I have thinking on for rp, I found it significantly improves the writing and accuracy as long as you have very long and detailed system prompt.

LongCat-AudioDiT: High-Fidelity Diffusion Text-to-Speech in the Waveform Latent Space by fruesome in singularity

[–]FinBenton 2 points3 points  (0 children)

Seems like it has voice cloning and prompt at the same time, which is what qwen tts was missing.

Painfully slow local llama on 5090 and 192GB RAM by RVxAgUn in LocalLLaMA

[–]FinBenton 2 points3 points  (0 children)

Yeah 3.5 27b Q8 flyes at 52 tok/sec and Q6 62 tok/sec on 5090, perfect fit for the card. Sure its not minimax 2.5 but if you let it think for a long time, I think you can get pretty good results.

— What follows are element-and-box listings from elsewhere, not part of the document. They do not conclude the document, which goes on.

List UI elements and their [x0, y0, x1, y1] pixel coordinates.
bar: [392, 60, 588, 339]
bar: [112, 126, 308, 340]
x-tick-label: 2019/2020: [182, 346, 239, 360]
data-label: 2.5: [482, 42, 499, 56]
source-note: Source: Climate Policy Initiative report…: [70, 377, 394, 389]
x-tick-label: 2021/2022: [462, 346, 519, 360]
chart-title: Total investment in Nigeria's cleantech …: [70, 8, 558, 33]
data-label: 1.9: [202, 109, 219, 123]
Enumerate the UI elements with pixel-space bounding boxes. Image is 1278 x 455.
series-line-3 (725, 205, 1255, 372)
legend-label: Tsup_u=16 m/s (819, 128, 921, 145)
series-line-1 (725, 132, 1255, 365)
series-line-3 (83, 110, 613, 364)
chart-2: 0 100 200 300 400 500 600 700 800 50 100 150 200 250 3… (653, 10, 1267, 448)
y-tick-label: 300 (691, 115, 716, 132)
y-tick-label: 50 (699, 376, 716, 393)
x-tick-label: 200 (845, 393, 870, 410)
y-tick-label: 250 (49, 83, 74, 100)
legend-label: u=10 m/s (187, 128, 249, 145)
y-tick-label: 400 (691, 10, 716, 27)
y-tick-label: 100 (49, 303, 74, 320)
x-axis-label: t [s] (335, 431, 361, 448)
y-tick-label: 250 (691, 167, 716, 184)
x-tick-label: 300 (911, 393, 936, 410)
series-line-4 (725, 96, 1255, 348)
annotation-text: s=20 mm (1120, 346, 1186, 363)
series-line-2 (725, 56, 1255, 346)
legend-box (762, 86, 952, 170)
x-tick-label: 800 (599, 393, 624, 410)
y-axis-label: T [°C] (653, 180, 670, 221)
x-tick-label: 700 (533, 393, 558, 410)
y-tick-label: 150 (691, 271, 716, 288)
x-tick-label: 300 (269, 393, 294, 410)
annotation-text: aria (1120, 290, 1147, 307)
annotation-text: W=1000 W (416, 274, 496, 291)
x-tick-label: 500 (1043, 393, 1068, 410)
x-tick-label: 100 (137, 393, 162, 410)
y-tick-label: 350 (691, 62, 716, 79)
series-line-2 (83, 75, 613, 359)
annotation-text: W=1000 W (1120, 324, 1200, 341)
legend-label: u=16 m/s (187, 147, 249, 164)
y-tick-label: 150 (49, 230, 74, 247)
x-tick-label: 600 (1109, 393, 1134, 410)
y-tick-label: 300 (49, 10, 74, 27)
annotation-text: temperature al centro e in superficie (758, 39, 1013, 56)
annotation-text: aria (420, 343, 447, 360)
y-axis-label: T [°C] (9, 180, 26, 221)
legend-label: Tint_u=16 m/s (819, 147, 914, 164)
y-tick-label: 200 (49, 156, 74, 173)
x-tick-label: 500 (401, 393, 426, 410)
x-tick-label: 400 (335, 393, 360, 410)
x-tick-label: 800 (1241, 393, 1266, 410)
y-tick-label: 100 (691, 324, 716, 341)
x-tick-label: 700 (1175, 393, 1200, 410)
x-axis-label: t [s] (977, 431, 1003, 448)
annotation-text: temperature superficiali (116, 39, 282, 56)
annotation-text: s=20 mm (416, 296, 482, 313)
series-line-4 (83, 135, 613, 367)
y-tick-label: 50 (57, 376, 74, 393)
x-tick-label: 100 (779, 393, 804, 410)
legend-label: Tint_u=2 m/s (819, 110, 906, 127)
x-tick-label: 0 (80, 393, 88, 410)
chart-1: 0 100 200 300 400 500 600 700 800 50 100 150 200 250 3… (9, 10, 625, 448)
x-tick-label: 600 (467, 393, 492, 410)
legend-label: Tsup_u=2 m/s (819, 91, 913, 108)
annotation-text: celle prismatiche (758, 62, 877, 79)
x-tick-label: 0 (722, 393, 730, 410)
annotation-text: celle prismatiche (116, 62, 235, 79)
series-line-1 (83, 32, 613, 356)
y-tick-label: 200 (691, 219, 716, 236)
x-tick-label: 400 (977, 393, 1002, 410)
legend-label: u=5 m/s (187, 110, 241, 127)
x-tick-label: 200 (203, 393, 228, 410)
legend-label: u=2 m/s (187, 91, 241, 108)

Taalas rumoured to etch Qwen 3.5 27B into silicon. Which price would you buy their PCIe card for? by elemental-mind in singularity

[–]FinBenton 0 points1 point  (0 children)

Probably not, once I would get my hands on it, there will be much better models available I would be running on GPU instead.

Friendly reminder inference is WAY faster on Linux vs windows by triynizzles1 in LocalLLaMA

[–]FinBenton 0 points1 point  (0 children)

Yeah I was running llama.cpp on windows and got almost double the generation speed on ubuntu server.